To install the package from the CRAN run the following command:

install.packages("uchardet", repos = "https://cloud.r-project.org/")

Also you could install the dev-version with the install_gitlab() function from the remotes package:

remotes::install_gitlab("artemklevtsov/uchardet@devel")

This package contains the compiled code, therefore you have to use the Rtools to install it on Windows.

Installation from source requires uchardet library and headers. On Linux or OSX the configure script try to find it with pkg-config or system include/library paths. You can define include and library paths with UCHARDET_INCLUDES and UCHARDET_LIBS configure variables.

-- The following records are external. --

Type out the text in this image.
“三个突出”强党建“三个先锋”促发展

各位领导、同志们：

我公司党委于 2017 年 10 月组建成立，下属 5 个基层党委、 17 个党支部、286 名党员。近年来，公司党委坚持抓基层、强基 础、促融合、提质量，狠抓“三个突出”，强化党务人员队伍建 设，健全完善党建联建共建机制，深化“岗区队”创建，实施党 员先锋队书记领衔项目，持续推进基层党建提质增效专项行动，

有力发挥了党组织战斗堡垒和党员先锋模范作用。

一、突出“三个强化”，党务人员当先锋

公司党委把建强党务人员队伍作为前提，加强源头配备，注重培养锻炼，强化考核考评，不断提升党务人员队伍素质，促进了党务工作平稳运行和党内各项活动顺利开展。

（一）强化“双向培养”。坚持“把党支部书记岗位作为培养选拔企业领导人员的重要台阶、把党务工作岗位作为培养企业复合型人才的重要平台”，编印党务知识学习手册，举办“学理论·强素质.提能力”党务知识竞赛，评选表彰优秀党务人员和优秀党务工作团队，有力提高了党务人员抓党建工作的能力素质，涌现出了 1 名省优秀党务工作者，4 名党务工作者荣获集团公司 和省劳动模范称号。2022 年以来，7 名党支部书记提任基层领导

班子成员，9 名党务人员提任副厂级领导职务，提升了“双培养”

If the uchardet system library is not found it will be compiled from source. You can force the compilation of the builtin library with the --with-builtin-uchardet configure argument.

Example

# load packages
library(uchardet)

# detect string encoding
ascii <- "Hello, useR!"
print(ascii)
#> [1] "Hello, useR!"
detect_str_enc(ascii)
#> [1] "ASCII"
utf8 <- "\u4e0b\u5348\u597d"
print(utf8)
#> [1] "下午好"
detect_str_enc(utf8)
#> [1] "UTF-8"

# detect raw vector encoding
detect_raw_enc(charToRaw(ascii))
#> [1] "ASCII"
detect_raw_enc(charToRaw(utf8))
#> [1] "UTF-8"

# detect file encoding
ascii_file <- tempfile()
writeLines(ascii, ascii_file)
detect_file_enc(ascii_file)
#> /tmp/RtmpLPr6Ds/file5cf9a735cf8d0 
#>                           "ASCII"
utf8_file <- tempfile()
writeLines(utf8, utf8_file)
detect_file_enc(utf8_file)
#> /tmp/RtmpLPr6Ds/file5cf9a7305c0f7 
#>                           "UTF-8"

Bug reports

Use the following command to go to the page for bug report submissions:

bug.report(package = "uchardet")

Before reporting a bug or submitting an issue, please do the following:

  • Make sure that you error or issue was not reported or discussed earlier. Please, use the search;
  • Check the news list of the current version. Some errors could be caused by the package changes. It could be done with news(package = "uchardet", Version == packageVersion("uchardet")) command;
  • Make a minimal reproducible example of the code that consistently causes the error;
  • Make sure that the error occurs during the execution of a function from the uchardet package, not from other packages;
  • Try to reproduce the error with the last development version of the package from the git repository.

Please attach traceback() and sessionInfo() output to bug report. It may save a lot of time.

License

The uchardet package is distributed under GPLv2 license.